Time Warner Inc. could be nearing the finish line in picking a substantial partner for its America Online unit.
AOL has been courting two Internet giants — Microsoft Corp. and Google Inc. — as partners and, according to published reports, is leaning toward a deal with Microsoft.
According to a report in The Wall Street Journal, Microsoft and AOL would form a joint venture to sell advertising across AOL and Microsoft’s MSN Web portal. While both parties would keep the revenue generated on their own portals, the ads would reach more people.
Also according to the paper, Microsoft vaulted to the forefront after it guaranteed AOL minimum advertising revenue. Google, according to the Journal, balked on that point.
But Google currently derives about 10% of its advertising revenue through AOL, so it might not want to drop out.
An executive familiar with the negotiations confirmed that Time Warner was talking to the two companies about a possible deal, but said an agreement likely would not happen for a few weeks.
Time Warner has been working hard to accelerate AOL’s transition from a subscription-based revenue model to one based on advertising sales. To do that, AOL needs to gain access to Internet search technology.

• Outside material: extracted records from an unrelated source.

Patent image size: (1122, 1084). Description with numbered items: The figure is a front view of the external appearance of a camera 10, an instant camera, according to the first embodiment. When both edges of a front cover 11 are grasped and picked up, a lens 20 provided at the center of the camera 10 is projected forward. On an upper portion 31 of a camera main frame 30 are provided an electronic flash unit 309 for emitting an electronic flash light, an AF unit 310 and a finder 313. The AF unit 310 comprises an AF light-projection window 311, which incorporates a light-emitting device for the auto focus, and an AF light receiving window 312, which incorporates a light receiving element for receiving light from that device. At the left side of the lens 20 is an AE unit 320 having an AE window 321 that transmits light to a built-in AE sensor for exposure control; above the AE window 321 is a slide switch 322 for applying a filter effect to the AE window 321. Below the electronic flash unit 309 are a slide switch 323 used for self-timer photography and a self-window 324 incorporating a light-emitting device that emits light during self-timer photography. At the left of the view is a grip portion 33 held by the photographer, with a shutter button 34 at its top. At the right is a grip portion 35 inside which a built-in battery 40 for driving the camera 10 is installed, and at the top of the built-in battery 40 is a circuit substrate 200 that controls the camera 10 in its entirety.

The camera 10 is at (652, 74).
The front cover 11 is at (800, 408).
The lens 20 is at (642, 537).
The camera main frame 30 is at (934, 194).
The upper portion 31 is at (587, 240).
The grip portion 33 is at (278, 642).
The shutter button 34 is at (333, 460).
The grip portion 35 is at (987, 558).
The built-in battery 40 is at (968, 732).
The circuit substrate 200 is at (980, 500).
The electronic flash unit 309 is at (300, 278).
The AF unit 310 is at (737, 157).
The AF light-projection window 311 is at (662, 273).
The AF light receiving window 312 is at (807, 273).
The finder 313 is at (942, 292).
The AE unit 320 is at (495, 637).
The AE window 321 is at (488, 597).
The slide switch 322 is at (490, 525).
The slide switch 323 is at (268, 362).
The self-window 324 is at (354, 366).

Time Warner chairman and CEO Richard Parsons said at an industry conference last week that AOL was talking to several different parties about a possible partnership.
Parsons said at the Credit Suisse First Boston Global Media Week conference in New York last Thursday interested parties began contacting AOL about three months ago, “when they realized AOL was not dead.”
AOL, he said, has identified two areas where it needs help — developing a more robust search technology that would generate more advertising revenue from visitors and driving more traffic to the portal.
“What we’re trying to do is supercharge aol.com that way,” Parsons added. “Could we get there without doing anything? Yes. It would just take longer and we’re trying to shorten the time frame.”
Parsons added that while potential partners had inquired about buying an interest in AOL, “We’re not sellers of assets. Beyond that, it depends how well these discussions work out.”
Google initially got into the AOL fray when it caught wind that Microsoft was talking about a possible deal. Google approached Comcast Corp. in November about possibly joining in on a minority investment in AOL, which then was estimated to be worth about $5 billion. That investment appears to be off the table.
At the UBS Warburg Global Media Week conference last Thursday, Comcast co-chief financial officer John Alchin declined to comment on speculation about a Google partnership.